The discussion led by John Rayner (UK), featured Jörg Studzinski, director of research and advisory services, Analytics HIMSS (Germany), Rahma Samow, SVP & global head of marketing, sales & communications, Digital Health at Siemens Healthineers (US), and Helena Dominguez, chief physician at Bispebjerg-Frederiksberg Hospital (Denmark).
According to the HIMSS study conducted in January and February 2020, more than 90% of European providers who took part in the survey have already applied some telehealth solutions. The Nordics are leading in terms of adoption and use of telecare. Although live-video consultations between physicians/nurses and patients hadn’t been widely used before COVID-19, technical foundations helped providers to leverage digital health immediately after the outbreak of the pandemic.
But how will such rapidly adopted digital innovations influence healthcare in the long run? “Technology and money are often there – it’s time to find a balance in areas like data utilisation and patient involvement.

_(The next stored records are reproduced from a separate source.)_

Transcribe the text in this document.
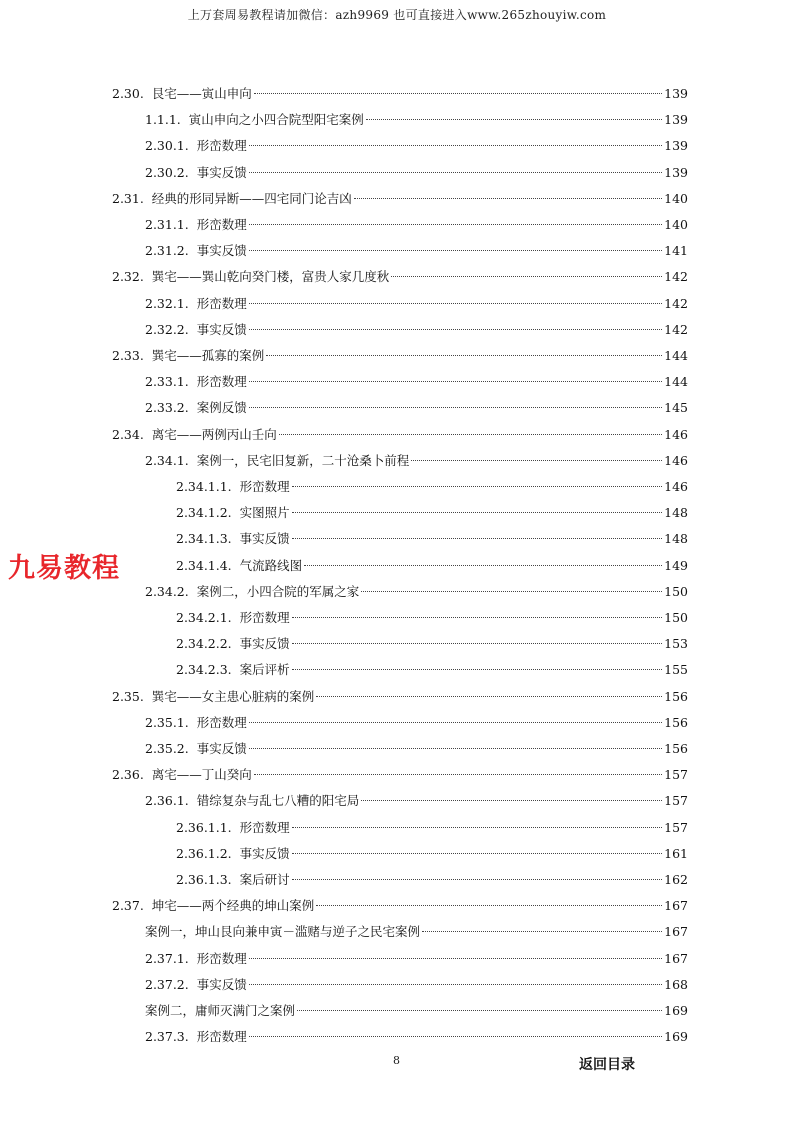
上万套周易教程请加微信：azh9969 也可直接进入www.265zhouyiw.com
2.30. 艮宅——寅山申向	139
1.1.1. 寅山申向之小四合院型阳宅案例	139
2.30.1. 形峦数理	139
2.30.2. 事实反馈	139
2.31. 经典的形同异断——四宅同门论吉凶	140
2.31.1. 形峦数理	140
2.31.2. 事实反馈	141
2.32. 巽宅——巽山乾向癸门楼，富贵人家几度秋	142
2.32.1. 形峦数理	142
2.32.2. 事实反馈	142
2.33. 巽宅——孤寡的案例	144
2.33.1. 形峦数理	144
2.33.2. 案例反馈	145
2.34. 离宅——两例丙山壬向	146
2.34.1. 案例一，民宅旧复新，二十沧桑卜前程	146
2.34.1.1. 形峦数理	146
2.34.1.2. 实图照片	148
2.34.1.3. 事实反馈	148
2.34.1.4. 气流路线图	149
2.34.2. 案例二，小四合院的军属之家	150
2.34.2.1. 形峦数理	150
2.34.2.2. 事实反馈	153
2.34.2.3. 案后评析	155
2.35. 巽宅——女主患心脏病的案例	156
2.35.1. 形峦数理	156
2.35.2. 事实反馈	156
2.36. 离宅——丁山癸向	157
2.36.1. 错综复杂与乱七八糟的阳宅局	157
2.36.1.1. 形峦数理	157
2.36.1.2. 事实反馈	161
2.36.1.3. 案后研讨	162
2.37. 坤宅——两个经典的坤山案例	167
案例一，坤山艮向兼申寅－滥赌与逆子之民宅案例	167
2.37.1. 形峦数理	167
2.37.2. 事实反馈	168
案例二，庸师灭满门之案例	169
2.37.3. 形峦数理	169
九易教程
8	返回目录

The culture must catch up,” commented Jörg Studzinski.
“It’s impossible” replaced by “go ahead”
Although the coronavirus pandemic has accelerated telehealth adoption, providers still have to struggle with technical, financial, administrative, and cultural issues. The most remarkable progress has been made in regulations. “IT staff in hospitals is very restrictive in terms of data safety. Since we couldn’t do anything without telecare, there was a big mind-shift. Even our lawyers now give us the green light for solutions which previously were of great concern,” highlighted Helena Dominguez.

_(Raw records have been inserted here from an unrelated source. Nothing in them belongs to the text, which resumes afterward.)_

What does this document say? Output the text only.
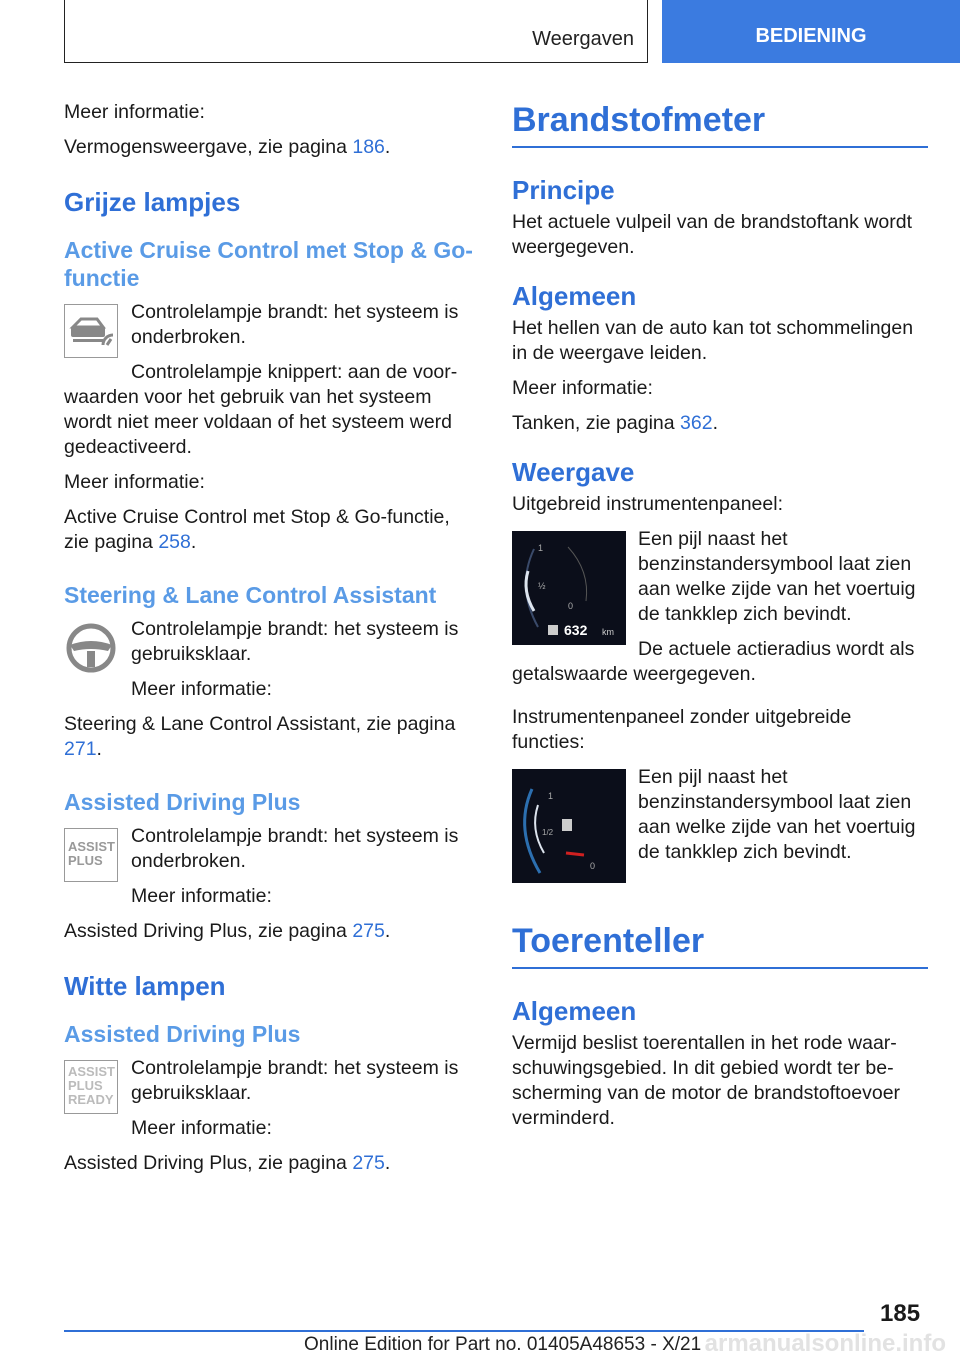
Weergaven	BEDIENING

Meer informatie:

Vermogensweergave, zie pagina 186.

Grijze lampjes
Active Cruise Control met Stop & Go-functie

Controlelampje brandt: het systeem is onderbroken.

Controlelampje knippert: aan de voorwaarden voor het gebruik van het systeem wordt niet meer voldaan of het systeem werd gedeactiveerd.

Meer informatie:

Active Cruise Control met Stop & Go-functie, zie pagina 258.

Steering & Lane Control Assistant

Controlelampje brandt: het systeem is gebruiksklaar.

Meer informatie:

Steering & Lane Control Assistant, zie pagina 271.

Assisted Driving Plus
ASSIST PLUS

Controlelampje brandt: het systeem is onderbroken.

Meer informatie:

Assisted Driving Plus, zie pagina 275.

Witte lampen
Assisted Driving Plus
ASSIST PLUS READY

Controlelampje brandt: het systeem is gebruiksklaar.

Meer informatie:

Assisted Driving Plus, zie pagina 275.

Brandstofmeter
Principe

Het actuele vulpeil van de brandstoftank wordt weergegeven.

Algemeen

Het hellen van de auto kan tot schommelingen in de weergave leiden.

Meer informatie:

Tanken, zie pagina 362.

Weergave

Uitgebreid instrumentenpaneel:

1
½
0
632 km

Een pijl naast het benzinstandersymbool laat zien aan welke zijde van het voertuig de tankklep zich bevindt.

De actuele actieradius wordt als getalswaarde weergegeven.

Instrumentenpaneel zonder uitgebreide functies:

1
1/2
0

Een pijl naast het benzinstandersymbool laat zien aan welke zijde van het voertuig de tankklep zich bevindt.

Toerenteller
Algemeen

Vermijd beslist toerentallen in het rode waarschuwingsgebied. In dit gebied wordt ter bescherming van de motor de brandstoftoevoer verminderd.

185
Online Edition for Part no. 01405A48653 - X/21 armanualsonline.info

In her opinion, the IT system architecture deeply affects the acceptance of IT by clinicians. “Digital applications must be designed in dialogue with clinicians, not exclusively by engineers.” Helena Dominguez emphasised that some clinicians are still reluctant to see patients online, while nurses accept telecare if they see the benefits.
Back to best quality basics to remove inequalities
Rahma Samow has advocated for universal digitalisation that brings added-value, lowers costs and increases access to care. “We need to consolidate data to help physicians making the right decisions and focusing on patients,” she said. According to Samow, the future of health is digitalized, making data interoperable for the benefit of patient and enabling personalized healthcare. Digitalisation significantly improves chronic patients care: By implementing remote monitoring, they can now receive care even before they realise they would require it. Patients who need to confront their worries don’t have to be concerned about waiting times. Since homes become the point-of-care, the communication between physicians and patients is more partner-like. Siemens Healthineers’ expert noticed that it is particularly important to expand the IT infrastructure to ensure equal access to new digital services. Now, more than ever, patient-centric healthcare is much needed, without compromising on either outcome or data security.
“We have to stop thinking in silos. Patient care is not about separate primary care, secondary care, hospital care. Telehealth can contribute to making data accessible to different care team members,” concluded Helena Dominguez. It leads to patients’ empowerment and drives the system shift towards patient-reported outcomes and connected care strategies.